2La justification – le crime et le criminel en exigent toujours une – pour enfermer fissa et manu militari plusieurs centaines de familles tsiganes et autres clochards et forains repose sur le danger que représenteraient ces « individus sans domicile fixe, nomades et forains », « ayant le type romani ». En gros, à partir d’avril 1940 et par décret, le manouche, voleur de poules et bouffeur d’hérissons, pourrait bien être un espion !
3La figure de l’abbé François Jollec éclaire ce récit. Aumônier autoproclamé du camp, il sera le ratchaï (curé) des romanos. Mais son action déplait. Jollec est viré, renvoyé à ses ouailles. Il se démène, avale à bicyclette des centaines de kilomètres pour convaincre les autorités civiles, religieuses, et même l’importun teuton, de revenir sur la décision. En vain. Chacun à sa façon fait comprendre à l’homme de foi et de fraternité qu’il fait bien trop de bruit pour des « bons à rien ». Comme l’écrit le préfacier, face au malheur et l’injustice, impuissant, il ne reste au ratchaï qu’à « se saouler du vin du pays, de souffrance et de culpabilité ».
4L’album élargit la focale à cette France occupée, divisée entre pétainistes, collabos et résistants. Dans l’armée de l’ombre, on retrouve Jollec. Sur dénonciation, le réseau est démantelé, Jollec échappe à la vague d’arrestations. Dans un prêche dominical, il appelle l’assistance, en partie acquise à Pétain, à « faire corps avec ceux qui luttent et souffrent ».
5À la Libération, en pleine vague d’épuration, l’abbé, toujours à secourir son prochain, saute sur une mine allemande. Il y perd un œil, un bras et une jambe ! À l’heure de la distribution parfois injuste, des médailles, l’abbé s’éteint, anonyme.
6L’album se referme sur une note de l’historienne Marie-Christine Hubert, consacrée à l’histoire de l’internement des tsiganes. Quant à Anne-Marie Kervern-Queffeleant, elle raconte la vie de son grand-oncle, l’abbé François Jollec. Un texte admirable, élégant et tendre. Subtilement et fidèlement irrévérencieux.

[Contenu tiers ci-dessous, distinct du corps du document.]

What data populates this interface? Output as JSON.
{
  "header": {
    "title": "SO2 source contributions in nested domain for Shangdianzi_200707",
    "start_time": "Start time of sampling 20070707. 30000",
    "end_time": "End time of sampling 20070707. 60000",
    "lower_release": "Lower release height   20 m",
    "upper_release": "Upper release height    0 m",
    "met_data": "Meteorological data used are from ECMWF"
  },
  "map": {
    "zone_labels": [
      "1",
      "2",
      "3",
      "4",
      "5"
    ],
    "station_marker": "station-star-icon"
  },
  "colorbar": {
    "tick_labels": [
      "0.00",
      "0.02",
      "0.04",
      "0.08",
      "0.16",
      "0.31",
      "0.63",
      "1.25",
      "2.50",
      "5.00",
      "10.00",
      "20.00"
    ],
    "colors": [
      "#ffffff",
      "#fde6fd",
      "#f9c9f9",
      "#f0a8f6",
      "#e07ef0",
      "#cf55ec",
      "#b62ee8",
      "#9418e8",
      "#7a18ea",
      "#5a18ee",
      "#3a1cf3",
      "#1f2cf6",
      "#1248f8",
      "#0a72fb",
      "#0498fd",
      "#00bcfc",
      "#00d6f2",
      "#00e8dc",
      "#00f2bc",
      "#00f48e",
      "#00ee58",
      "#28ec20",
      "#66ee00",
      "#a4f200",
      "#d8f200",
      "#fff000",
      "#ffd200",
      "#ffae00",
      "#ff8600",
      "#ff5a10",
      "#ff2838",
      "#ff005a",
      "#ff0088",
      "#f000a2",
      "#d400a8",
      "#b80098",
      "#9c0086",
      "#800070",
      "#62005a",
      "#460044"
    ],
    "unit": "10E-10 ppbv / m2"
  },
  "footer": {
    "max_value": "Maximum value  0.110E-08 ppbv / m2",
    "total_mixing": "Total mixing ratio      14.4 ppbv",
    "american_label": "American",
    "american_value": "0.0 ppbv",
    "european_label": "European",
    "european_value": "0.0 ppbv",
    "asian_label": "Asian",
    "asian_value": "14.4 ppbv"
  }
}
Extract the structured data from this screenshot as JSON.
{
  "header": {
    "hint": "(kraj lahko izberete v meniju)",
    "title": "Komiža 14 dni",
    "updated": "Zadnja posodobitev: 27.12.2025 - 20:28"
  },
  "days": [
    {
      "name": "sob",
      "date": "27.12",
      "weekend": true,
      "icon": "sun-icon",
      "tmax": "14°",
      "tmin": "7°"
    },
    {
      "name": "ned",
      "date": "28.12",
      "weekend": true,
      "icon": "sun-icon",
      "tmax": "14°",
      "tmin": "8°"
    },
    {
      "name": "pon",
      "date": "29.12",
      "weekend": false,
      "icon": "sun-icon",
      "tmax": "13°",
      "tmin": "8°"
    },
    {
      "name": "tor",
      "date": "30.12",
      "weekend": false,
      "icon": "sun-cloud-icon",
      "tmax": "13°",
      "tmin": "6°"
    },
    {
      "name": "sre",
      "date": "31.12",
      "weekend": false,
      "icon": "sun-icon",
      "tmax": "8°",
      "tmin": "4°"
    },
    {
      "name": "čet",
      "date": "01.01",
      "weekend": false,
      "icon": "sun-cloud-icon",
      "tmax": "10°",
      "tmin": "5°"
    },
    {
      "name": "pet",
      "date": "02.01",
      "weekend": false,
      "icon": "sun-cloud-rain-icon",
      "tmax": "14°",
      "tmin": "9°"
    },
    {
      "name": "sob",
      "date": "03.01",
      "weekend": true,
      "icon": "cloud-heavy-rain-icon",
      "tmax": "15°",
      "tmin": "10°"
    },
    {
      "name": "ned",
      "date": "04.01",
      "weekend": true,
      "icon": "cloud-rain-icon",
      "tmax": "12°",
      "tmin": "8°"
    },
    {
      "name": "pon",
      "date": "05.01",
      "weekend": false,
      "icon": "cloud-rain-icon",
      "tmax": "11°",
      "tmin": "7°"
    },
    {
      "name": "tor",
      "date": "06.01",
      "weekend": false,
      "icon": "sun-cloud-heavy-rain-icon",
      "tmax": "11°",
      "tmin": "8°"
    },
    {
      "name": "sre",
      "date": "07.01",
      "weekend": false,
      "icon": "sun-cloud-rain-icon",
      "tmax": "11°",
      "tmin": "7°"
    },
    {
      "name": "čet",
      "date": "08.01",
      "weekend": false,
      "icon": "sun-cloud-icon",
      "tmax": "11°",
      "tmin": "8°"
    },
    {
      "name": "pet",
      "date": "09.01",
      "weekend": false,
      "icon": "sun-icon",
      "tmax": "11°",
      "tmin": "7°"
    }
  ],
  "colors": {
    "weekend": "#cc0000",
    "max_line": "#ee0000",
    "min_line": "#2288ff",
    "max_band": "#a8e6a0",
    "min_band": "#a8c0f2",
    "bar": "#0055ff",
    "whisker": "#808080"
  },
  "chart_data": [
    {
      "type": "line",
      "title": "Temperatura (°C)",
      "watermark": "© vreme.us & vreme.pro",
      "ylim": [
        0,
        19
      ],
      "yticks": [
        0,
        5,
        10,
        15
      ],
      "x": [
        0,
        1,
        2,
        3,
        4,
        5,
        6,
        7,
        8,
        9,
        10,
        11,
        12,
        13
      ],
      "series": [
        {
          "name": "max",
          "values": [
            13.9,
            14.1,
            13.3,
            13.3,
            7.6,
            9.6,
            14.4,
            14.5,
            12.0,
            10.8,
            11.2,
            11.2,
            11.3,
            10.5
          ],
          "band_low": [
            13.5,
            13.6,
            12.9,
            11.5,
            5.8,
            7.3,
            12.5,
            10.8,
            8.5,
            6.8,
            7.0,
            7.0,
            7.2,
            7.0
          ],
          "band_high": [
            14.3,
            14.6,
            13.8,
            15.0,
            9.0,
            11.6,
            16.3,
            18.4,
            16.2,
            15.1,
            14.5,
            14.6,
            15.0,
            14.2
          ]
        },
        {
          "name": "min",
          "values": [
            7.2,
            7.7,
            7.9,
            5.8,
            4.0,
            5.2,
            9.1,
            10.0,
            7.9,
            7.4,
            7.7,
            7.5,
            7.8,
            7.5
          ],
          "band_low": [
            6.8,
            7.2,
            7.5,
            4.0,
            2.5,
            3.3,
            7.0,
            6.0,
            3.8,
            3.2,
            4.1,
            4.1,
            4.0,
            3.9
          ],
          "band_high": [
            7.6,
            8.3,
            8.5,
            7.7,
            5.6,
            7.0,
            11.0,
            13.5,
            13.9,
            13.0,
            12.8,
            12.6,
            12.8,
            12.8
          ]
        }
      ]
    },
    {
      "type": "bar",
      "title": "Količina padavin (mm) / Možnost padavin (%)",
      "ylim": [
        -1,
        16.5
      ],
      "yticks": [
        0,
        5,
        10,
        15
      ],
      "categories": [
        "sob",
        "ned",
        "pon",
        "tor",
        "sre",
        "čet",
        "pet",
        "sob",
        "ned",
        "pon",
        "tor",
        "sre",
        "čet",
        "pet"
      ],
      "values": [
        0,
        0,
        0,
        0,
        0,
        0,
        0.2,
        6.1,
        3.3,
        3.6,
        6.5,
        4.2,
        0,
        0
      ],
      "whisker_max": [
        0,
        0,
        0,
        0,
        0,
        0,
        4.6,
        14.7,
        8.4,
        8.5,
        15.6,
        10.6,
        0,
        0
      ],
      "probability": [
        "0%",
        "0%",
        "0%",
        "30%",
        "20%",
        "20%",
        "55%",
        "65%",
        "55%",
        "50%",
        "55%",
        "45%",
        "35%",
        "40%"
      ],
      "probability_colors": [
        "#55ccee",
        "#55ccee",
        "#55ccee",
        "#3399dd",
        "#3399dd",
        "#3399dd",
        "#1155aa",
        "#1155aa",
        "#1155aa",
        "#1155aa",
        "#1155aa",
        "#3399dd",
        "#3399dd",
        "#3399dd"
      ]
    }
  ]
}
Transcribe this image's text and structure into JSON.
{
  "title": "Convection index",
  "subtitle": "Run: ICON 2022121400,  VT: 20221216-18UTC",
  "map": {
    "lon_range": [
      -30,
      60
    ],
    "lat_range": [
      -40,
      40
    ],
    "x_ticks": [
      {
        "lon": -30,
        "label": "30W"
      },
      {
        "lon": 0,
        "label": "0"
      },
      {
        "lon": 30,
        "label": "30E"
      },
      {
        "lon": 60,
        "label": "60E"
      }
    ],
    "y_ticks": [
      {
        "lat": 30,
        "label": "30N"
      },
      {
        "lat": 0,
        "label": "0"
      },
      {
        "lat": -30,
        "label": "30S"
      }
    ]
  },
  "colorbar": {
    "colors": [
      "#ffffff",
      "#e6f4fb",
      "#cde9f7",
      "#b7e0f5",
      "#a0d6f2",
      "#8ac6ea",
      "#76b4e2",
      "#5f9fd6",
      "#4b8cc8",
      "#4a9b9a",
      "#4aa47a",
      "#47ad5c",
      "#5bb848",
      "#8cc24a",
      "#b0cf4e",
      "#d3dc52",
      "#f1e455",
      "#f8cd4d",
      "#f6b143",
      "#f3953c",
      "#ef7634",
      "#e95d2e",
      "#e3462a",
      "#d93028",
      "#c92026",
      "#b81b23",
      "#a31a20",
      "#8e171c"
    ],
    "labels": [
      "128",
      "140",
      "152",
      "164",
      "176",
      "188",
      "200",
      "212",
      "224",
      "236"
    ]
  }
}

7Que sait-on de l’internement et de l’extermination des tsiganes ? Pas grand-chose sans doute. Le tsigane préfère célébrer la vie plutôt que de s’adonner à l’instrumentalisation du malheur et de la mémoire. Moins par pudeur que pour ne pas attirer « le mauvais œil ». Anne-Marie Kervern-Queffeleant termine en citant Michelet, « si tous les hommes ne rentrent pas dans la cité, je reste dehors ». Par les temps qui courent, les François Jollec risquent d’être nombreux. Dehors.